Questa nuova pista nasce dalla necessità di trovare alternative valide dopo il naufragio delle trattative per Dominguez e il giovane Markmann. Per il difensore della Dinamo Zagabria, la Lazio si era spinta fino a un'offerta di quindici milioni di euro con pagamenti dilazionati, ma il presidente del club croato, Zvonimir Boban, ha respinto la proposta esigendo garanzie di pagamento più rapide e tenendo conto della pesante percentuale sulla rivendita dovuta al Barcellona. Parallelamente, l'affare per il diciannovenne Markmann è sfumato a causa del parere negativo del padre del calciatore e di richieste elevate riguardanti le commissioni degli intermediari. Questi intoppi hanno costretto il direttore sportivo a scandagliare mercati meno battuti, cercando profili pronti ma economicamente sostenibili per le casse della società capitolina, proprio come il centrale belga cresciuto nel settore giovanile del Club Brugge.
La situazione tecnica in casa Lazio appare piuttosto delicata, considerando che mancano meno di due settimane all'esordio stagionale ufficiale in Coppa Italia contro il Mantova. Al momento, Gennaro Gattuso può contare su soli due difensori centrali di ruolo, ovvero Doekhi e Provstgaard, una carenza numerica che sta obbligando il tecnico a soluzioni di emergenza durante il ritiro. Durante gli allenamenti e le amichevoli, l'allenatore calabrese sta adattando Adam Marusic nel cuore della difesa, un esperimento che sembra fornire risposte incoraggianti ma che non può rappresentare una soluzione definitiva per l'intera stagione. Per rimpolpare il gruppo, è stato aggregato anche uno dei fratelli Bordon, ma è evidente che la squadra necessiti di innesti di categoria superiore per affrontare con ambizione il prossimo campionato di Serie A e le competizioni europee.

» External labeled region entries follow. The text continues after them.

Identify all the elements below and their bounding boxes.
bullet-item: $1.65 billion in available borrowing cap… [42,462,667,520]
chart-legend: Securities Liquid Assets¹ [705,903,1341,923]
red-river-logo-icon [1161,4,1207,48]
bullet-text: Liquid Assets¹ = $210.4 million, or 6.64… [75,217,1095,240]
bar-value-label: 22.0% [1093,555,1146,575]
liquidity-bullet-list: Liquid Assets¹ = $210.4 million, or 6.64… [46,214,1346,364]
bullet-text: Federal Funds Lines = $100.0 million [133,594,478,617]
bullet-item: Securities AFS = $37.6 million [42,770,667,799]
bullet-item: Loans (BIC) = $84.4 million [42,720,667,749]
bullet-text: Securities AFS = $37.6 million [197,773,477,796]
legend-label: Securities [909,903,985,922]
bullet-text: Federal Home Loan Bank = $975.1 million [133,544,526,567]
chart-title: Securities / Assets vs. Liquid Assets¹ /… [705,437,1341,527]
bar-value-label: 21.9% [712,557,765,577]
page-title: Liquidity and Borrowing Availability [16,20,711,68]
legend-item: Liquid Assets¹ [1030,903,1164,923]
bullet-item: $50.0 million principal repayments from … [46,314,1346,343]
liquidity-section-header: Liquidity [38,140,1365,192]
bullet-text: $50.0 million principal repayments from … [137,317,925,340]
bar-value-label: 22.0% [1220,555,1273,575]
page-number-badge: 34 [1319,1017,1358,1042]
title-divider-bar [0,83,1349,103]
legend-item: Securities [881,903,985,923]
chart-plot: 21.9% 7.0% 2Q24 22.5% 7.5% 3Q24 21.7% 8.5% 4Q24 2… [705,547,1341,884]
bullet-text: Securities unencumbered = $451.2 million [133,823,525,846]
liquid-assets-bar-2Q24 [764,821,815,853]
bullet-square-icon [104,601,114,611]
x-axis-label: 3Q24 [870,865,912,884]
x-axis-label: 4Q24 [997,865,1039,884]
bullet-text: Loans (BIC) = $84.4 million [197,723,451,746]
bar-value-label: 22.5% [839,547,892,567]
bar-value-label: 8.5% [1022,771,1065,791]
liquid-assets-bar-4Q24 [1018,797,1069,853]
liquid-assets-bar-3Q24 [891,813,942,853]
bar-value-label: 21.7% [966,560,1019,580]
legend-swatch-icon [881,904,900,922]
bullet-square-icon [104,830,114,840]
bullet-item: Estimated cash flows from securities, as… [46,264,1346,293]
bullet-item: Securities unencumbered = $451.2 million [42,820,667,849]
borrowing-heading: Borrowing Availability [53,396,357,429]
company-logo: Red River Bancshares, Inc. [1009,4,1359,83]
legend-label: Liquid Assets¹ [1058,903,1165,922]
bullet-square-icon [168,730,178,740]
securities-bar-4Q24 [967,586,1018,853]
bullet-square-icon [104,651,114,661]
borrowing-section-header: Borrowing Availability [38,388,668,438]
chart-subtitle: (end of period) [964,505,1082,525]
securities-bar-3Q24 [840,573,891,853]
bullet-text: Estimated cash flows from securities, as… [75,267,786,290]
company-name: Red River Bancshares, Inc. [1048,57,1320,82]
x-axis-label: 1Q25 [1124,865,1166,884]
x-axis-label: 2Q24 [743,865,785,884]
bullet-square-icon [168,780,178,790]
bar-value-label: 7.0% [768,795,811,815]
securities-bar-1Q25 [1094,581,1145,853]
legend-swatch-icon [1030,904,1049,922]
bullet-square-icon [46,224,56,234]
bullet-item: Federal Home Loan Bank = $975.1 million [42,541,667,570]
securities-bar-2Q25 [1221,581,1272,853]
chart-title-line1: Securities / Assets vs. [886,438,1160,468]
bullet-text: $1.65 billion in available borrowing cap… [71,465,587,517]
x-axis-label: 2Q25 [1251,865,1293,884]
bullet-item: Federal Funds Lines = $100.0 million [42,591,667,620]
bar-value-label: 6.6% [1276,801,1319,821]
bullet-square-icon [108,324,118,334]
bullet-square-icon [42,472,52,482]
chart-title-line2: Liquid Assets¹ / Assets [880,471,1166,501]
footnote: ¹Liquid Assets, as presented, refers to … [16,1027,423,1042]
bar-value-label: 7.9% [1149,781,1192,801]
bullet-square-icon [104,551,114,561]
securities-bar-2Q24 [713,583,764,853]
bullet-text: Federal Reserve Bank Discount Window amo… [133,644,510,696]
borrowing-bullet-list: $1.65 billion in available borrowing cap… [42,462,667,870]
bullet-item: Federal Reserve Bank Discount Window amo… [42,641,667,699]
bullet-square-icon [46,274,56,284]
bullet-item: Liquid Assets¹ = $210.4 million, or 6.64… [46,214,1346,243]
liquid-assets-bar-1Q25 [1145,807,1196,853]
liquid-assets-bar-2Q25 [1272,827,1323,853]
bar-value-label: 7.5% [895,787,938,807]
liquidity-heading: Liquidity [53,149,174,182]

Sullo sfondo rimane la complessa gestione di Alessio Romagnoli, ormai considerato ai margini del progetto tecnico nonostante la penuria di alternative nel suo ruolo. Il difensore centrale è ufficialmente sul mercato, ma le trattative per la sua cessione procedono a rilento: il dialogo con l'Al-Sadd ha subito una brusca frenata, mentre l'Atalanta osserva la situazione con interesse ma richiede un sacrificio economico al giocatore sul fronte dell'ingaggio. La Lazio si trova dunque in una corsa contro il tempo per consegnare a Gattuso una rosa completa e competitiva, cercando di chiudere l'operazione Hautekiet prima che la pressione del debutto stagionale diventi insostenibile. Il mercato belga potrebbe offrire la chiave di volta per sbloccare un'impasse che rischia di condizionare l'avvio di un'annata cruciale per le ambizioni del club biancoceleste.